On October 10, 1975, President Spencer W. Kimball dedicated the Centennial Carillon Tower, which had been donated by students, faculty, and alumni to commemorate BYU’s centennial. As part of the dedication, he gave the address “The Second Century of Brigham Young University,” which has served as a road map for the university ever since.

In that speech, President Kimball said about donors who support BYU: “Members of the Church are willing to doubly tax themselves to support the Church Educational System, including this university. . . . We must do special things that would justify the special financial outpouring that supports this university.”

BYU students abroad in Ecuador
BYU students came up with a solution to the complicated process of getting prosthetics for people in developing countries. Collaborating with Prótesis Imbabura, a nonprofit clinic in Ecuador, the students developed a cost-effective, sustainable manufacturing process.
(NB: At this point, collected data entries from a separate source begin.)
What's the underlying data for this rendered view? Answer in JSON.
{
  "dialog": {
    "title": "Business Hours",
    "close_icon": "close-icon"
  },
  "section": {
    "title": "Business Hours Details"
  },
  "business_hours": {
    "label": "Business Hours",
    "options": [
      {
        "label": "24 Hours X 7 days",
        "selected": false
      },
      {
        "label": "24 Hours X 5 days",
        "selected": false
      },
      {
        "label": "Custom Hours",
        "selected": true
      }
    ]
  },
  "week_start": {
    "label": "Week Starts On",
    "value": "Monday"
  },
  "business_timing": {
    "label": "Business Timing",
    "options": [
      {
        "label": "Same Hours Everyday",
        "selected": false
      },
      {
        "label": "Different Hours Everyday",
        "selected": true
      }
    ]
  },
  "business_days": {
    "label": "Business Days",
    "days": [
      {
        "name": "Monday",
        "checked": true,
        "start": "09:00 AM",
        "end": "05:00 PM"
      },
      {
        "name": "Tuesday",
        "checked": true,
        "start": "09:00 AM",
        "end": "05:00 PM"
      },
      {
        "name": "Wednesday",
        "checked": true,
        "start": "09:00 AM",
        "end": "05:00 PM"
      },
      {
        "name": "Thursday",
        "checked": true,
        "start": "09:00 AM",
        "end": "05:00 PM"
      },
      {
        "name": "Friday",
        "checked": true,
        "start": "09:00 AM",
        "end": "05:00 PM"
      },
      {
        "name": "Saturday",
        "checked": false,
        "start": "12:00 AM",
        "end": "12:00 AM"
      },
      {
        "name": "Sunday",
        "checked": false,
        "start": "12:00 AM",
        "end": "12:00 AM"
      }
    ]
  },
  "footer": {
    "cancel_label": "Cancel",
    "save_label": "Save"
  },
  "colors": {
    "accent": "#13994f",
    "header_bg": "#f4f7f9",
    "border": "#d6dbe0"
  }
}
Projects like this, on and off campus, are inspiring learning.

Lighting the Way

In 1993, BYU and BYU–Hawaii embarked on an ambitious capital campaign to raise $250 million.

Speaking at the campaign’s public opening in 1996, Church President Gordon B. Hinckley said: “You never can foretell the consequences of a dollar invested in education. It goes on multiplying itself. It becomes not an expenditure but an investment that pays returns far and wide and through generations to come.”

When the campaign ended on December 31, 1999, more than $400 million had been raised with more than 147,500 alumni and friends making donations. Indeed, the campaign set a new bar for fundraising, enhanced campus, and elevated the student experience.

Upgrading Student Aid 

A BYU education goes beyond the experiential learning methods found at most universities. The term inspiring learning is a shorthand way to convey how a BYU education is unique, as outlined in BYU’s mission statement.

To provide more students with inspiring learning experiences, BYU President Kevin J Worthen launched the Inspiring Learning Initiative in 2016 with a goal to raise $120 million in endowed funds to provide deep learning experiences to approximately 3,000 students each year.

The initiative was an immediate success for students, and so was the fundraising effort: When the initial funding period was complete, more than $150 million had been endowed, and since 2016 more than 85,000 students have benefited from donor-funded inspiring learning experiences.

Strengthening the student experience is also a focus for President C. Shane Reese. He said, “As long as we are true to our mission and aims, we will promote inspiring learning.”